The establishment of a 24 hour day goes back to ancient times. How ancient? How about 4000 years ago!
Of course, we can't interview one of those that came up with the concept, but the common belief is that the 24-hour day was created by the Babylonians (inhabitants of Babylon, a city about 60 miles South of modern Baghdad).
Try counting the number of segments in each of your fingers (except your thumbs). Each finger has three segments, accounting for 12 total in each hand: 12 in one hand for day, and 12 in the other for night. The Babylonians were also enthralled with the number 12 because there are 12 "full moons" in a year.

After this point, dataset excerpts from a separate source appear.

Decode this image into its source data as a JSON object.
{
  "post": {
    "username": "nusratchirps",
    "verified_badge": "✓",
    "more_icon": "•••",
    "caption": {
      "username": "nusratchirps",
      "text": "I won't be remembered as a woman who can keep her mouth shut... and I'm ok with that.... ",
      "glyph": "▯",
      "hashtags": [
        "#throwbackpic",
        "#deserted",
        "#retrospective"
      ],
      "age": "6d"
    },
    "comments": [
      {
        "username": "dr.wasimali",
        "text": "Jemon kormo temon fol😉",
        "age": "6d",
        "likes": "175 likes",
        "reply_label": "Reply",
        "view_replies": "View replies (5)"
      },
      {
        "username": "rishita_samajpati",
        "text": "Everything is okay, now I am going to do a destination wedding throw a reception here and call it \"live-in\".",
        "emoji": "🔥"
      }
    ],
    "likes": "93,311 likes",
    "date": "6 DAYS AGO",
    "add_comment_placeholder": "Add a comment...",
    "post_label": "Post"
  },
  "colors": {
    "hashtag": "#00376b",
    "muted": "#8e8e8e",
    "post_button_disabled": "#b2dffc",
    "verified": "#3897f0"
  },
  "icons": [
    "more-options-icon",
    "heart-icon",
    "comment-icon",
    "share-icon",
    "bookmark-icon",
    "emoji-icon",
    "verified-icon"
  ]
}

Probably because they were outdoorsy-kinds of people, the Babylonians were aware of five of our planets: Mercury, Venus, Mars, Jupiter, and Saturn (all of which they could easily see without a telescope while lying under the stars on those warm desert nights.)

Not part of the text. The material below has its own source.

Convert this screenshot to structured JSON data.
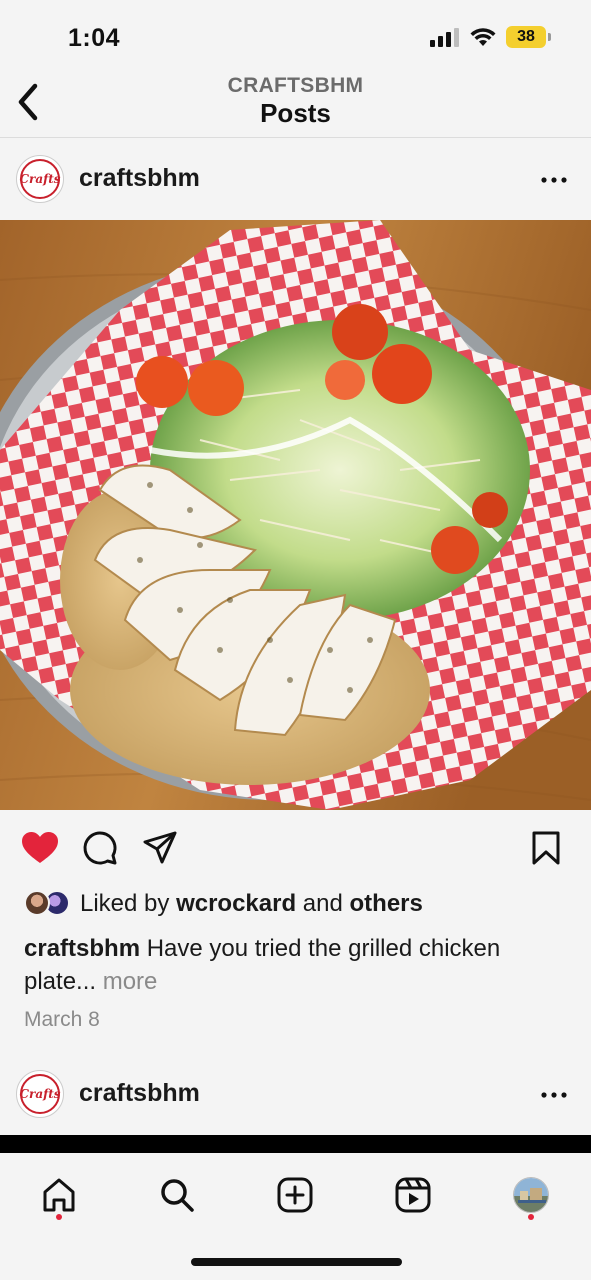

The Babylonians actually set up a number system with 60 possible values consisting of 59 digit symbols and a blank. The advantage of the number 60 is that it is easily divisible by 1, 2, 3, 4, or 5. Divide 60 by 5 and you have 12. (They also divided the sky into the 12 ancient signs of the Zodiac.)
Their fascination with a number system of 60 symbols might also explain why we have 60 minutes in an hour, and 60 seconds in a minute. How about 360 degrees in a compass (6x60)?
And, why do we have seven days in a week? Start with the Sun and the Moon, then throw in the 5 planets: Sunday (sun), Monday (moon), Tuesday (Mardi, for Mars), Wednesday (Mercredi, for Mercury), Thursday (after Thor, the Norse god for Jupiter), Friday (after Freya, the Norse god for Venus), and Saturday (after Saturn).
I suppose if we lived on Mars we'd celebrate Earth Day once a week!